First of all, let me make it clear that I am a software developer and that I am writing this ISO help with my desire to agile-ize my project management and get a buy-in for changing some general requirements documentation
technique that my team follows. Please do not confuse it with seeking people management advice, I am aware that is off topic on this forum.
I will try to make it simple and clear. When I was hired into my contract position a few months ago, I was told the team was following Agile
but not all the way and that they were open to making further advancement towards it. Once started, I realized that the instilled workflow habits and procedures are still very much waterfall
and that very comprehensive requirements documents are written sometimes several months before any development begins. By "comprehensive", I mean that, while a requirement does cover a coherent and interrelated functional unit, it is by no means atomic and that it can be further broken down into a hierarchy of individually atomic albeit interdependent units of work.
My hope was that each atomic, meaning not possible to further slice it into smaller chunks, unit of progress should have its own sprint/iteration
and its own requirements document. From the development perspective, a clear advantage of this is that I don't have to grasp a wider requirements document, which leaves more focus on the direct task at hand, resulting in better quality work. It is like being handed two different tasks for installing a door and painting a room when the two can conveniently be split into two tasks: you first install the door, then you paint the room. In our current setup, it is a single requirements document, which makes it difficult to grasp or even find the specifics of the concrete task at hand in a document that encompasses other tasks as well.

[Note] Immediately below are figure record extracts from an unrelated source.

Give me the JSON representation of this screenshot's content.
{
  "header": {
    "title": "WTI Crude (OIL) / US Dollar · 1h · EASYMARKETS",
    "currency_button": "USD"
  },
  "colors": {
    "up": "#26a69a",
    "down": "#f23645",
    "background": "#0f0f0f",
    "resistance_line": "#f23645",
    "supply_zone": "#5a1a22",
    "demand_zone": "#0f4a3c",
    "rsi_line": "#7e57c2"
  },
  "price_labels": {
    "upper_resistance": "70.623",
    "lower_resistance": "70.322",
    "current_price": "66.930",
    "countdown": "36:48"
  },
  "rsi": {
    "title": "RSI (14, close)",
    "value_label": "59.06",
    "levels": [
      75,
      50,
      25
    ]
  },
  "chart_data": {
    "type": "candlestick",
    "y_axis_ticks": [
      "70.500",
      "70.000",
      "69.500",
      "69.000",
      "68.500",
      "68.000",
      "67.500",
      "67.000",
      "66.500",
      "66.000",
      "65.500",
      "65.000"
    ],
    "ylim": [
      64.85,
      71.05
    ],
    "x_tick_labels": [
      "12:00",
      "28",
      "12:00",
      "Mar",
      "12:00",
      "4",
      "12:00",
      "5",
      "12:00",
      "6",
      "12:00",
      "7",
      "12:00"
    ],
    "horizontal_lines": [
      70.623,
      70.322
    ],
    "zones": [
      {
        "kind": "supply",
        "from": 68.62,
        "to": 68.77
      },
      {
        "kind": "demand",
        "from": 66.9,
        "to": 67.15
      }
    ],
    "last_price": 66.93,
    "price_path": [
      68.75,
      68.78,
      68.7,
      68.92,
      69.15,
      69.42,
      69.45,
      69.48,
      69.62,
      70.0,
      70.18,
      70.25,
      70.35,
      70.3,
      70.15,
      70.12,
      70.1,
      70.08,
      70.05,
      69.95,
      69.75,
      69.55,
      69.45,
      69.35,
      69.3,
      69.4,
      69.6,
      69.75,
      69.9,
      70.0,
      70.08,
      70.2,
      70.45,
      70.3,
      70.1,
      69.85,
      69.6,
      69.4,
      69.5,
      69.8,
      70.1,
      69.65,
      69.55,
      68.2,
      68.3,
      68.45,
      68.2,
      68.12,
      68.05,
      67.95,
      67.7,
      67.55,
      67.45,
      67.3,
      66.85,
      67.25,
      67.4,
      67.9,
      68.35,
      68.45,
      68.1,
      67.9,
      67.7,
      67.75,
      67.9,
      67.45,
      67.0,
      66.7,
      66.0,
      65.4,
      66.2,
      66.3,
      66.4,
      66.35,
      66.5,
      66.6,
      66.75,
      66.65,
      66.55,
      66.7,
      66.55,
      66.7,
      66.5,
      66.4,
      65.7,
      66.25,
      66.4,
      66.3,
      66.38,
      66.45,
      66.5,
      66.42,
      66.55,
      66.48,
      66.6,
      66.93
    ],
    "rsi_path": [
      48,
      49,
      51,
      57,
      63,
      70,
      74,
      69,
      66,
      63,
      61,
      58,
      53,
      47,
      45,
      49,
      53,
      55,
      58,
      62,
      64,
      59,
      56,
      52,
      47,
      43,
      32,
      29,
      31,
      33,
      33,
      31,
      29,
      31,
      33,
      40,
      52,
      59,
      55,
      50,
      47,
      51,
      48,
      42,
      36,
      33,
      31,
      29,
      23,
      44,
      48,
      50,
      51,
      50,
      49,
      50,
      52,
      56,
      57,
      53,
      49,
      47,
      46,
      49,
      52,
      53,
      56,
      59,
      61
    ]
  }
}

I am asking this question to confirm that my idea does conform to the official Agile doctrine and that I am not misunderstanding. Should Agile requirements always be as minimal as possible or are there benefits to bundling multiple interdependent work tasks together into a comprehensive document? From the perspective of my cognitive styles and preferences, having the project management side of the team break down the work into individual atomic tasks
would enable me to have to do less project management myself and actually focus more attention on coding rather than structuring increments towards the final objective. Another advantage is that it would be much easier to give LOE and completion estimates on a more narrowly scoped task than a whole project.